A difficult question. A physician friend pointed out that back in the day a certain percentage of measles victims died or developed very serious conditions when they had the illness—far more as a percentage than those today who have serious reactions to vaccinations. As a matter of overall statistical public health, vaccinations make sense. And I do recall as a kid that there were friends for whom chicken pox was so severe as to leave them with permanent scarring. And would you suggest, my friend asked, that people should also fight their way through small pox if that disease were to crop up again?
And as was also pointed out, it's not clear what Geezer conditions might be related to those childhood illnesses we all went through. What if we find out that heart valve problems, Alzheimer's disease, or other serious maladies are long-term consequences of our having had measles or mumps as kids? The jury is simply not in on such possibilities.
But I have to question the current hysteria that wants to force parents into vaccinating their kids. Liberal though I am, I do not think this is the kind of thing government can mandate. Nor do I think it is a catastrophic public health crisis if a dozen cases of measles pops up here and there. I have also heard enough compelling anecdotal stories of kids who developed frightening symptoms after vaccination, including sudden autistic like symptoms, to discount the possibility that this might occur in a few people. Parents should have the right, I think, to weigh those potential merits and risks and decide for themselves, even if their fears seem a little wacky by community standards.

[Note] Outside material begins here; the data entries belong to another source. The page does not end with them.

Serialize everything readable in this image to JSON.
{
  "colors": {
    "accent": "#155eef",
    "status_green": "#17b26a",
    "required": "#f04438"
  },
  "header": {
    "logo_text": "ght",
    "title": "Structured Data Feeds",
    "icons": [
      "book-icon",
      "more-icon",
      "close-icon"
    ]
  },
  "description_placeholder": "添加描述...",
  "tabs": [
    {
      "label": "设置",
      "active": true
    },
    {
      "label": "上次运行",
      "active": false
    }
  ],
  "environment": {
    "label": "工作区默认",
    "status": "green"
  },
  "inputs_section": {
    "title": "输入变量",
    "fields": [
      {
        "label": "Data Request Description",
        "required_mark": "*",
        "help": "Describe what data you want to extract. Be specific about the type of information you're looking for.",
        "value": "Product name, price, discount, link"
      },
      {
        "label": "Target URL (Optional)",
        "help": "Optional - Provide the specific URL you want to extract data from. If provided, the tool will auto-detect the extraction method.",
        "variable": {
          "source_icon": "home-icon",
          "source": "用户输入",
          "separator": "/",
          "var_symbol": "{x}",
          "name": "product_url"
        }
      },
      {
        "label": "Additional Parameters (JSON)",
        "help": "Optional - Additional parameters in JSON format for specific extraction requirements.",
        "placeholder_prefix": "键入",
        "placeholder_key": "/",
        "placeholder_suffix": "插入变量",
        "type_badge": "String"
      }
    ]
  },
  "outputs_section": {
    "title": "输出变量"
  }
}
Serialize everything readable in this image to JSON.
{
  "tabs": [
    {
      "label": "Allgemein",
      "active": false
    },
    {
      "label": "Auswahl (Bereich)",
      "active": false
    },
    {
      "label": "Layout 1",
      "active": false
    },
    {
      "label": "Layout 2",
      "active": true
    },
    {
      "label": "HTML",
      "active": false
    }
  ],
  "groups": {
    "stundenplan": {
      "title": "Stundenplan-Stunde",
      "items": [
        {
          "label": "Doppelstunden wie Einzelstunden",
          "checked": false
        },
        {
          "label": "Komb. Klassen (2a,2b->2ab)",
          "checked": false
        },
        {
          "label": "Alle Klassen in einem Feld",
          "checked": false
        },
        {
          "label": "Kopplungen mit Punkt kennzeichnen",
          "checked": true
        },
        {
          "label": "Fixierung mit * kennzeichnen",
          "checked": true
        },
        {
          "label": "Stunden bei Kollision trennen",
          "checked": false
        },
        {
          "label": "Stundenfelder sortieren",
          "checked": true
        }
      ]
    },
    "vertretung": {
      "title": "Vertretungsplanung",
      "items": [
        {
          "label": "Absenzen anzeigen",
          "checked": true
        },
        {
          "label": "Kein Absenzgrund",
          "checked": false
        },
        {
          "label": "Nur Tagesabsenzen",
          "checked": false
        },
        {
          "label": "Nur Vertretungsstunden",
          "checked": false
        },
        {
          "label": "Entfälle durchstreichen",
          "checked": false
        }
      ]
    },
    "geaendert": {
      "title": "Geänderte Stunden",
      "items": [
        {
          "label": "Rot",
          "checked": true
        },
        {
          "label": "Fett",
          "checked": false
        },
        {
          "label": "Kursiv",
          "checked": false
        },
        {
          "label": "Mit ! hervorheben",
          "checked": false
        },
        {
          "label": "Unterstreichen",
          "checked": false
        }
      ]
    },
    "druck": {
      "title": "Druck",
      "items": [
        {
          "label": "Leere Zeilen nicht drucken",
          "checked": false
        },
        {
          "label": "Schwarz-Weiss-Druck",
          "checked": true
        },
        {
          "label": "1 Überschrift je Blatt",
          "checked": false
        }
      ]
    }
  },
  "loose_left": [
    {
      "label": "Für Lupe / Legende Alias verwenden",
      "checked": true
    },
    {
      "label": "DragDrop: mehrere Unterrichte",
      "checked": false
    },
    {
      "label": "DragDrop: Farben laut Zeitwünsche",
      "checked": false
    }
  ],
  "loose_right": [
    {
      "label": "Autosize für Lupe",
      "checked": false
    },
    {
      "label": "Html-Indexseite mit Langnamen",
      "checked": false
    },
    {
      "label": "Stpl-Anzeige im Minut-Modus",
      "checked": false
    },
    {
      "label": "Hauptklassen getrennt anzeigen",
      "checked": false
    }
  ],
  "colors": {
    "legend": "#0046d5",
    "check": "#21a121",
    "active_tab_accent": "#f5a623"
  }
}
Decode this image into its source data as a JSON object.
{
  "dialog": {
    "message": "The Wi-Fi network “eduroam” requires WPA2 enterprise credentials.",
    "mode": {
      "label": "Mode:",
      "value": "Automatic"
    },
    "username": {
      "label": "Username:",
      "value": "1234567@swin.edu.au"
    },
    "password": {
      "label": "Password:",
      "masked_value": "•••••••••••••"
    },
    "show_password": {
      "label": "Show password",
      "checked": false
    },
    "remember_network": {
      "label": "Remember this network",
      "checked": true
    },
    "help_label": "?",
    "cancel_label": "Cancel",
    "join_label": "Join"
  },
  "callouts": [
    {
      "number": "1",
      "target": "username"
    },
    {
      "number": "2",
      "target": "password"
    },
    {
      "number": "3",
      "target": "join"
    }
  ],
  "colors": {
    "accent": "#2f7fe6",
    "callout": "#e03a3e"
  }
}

I've an argument that suggests that, since we mandate things like wearing seatbelts or using child car seats, we also have a right to mandate vaccination. I'm uneasy about drawing such a parallel, since it feels like a slippery slope to begin forcing medical treatment on people.
At my last routine medical checkup, my doctor suggested that I'm at an age where I might want to consider a shingles vaccination. I'm finding this a harder decision than you might imagine.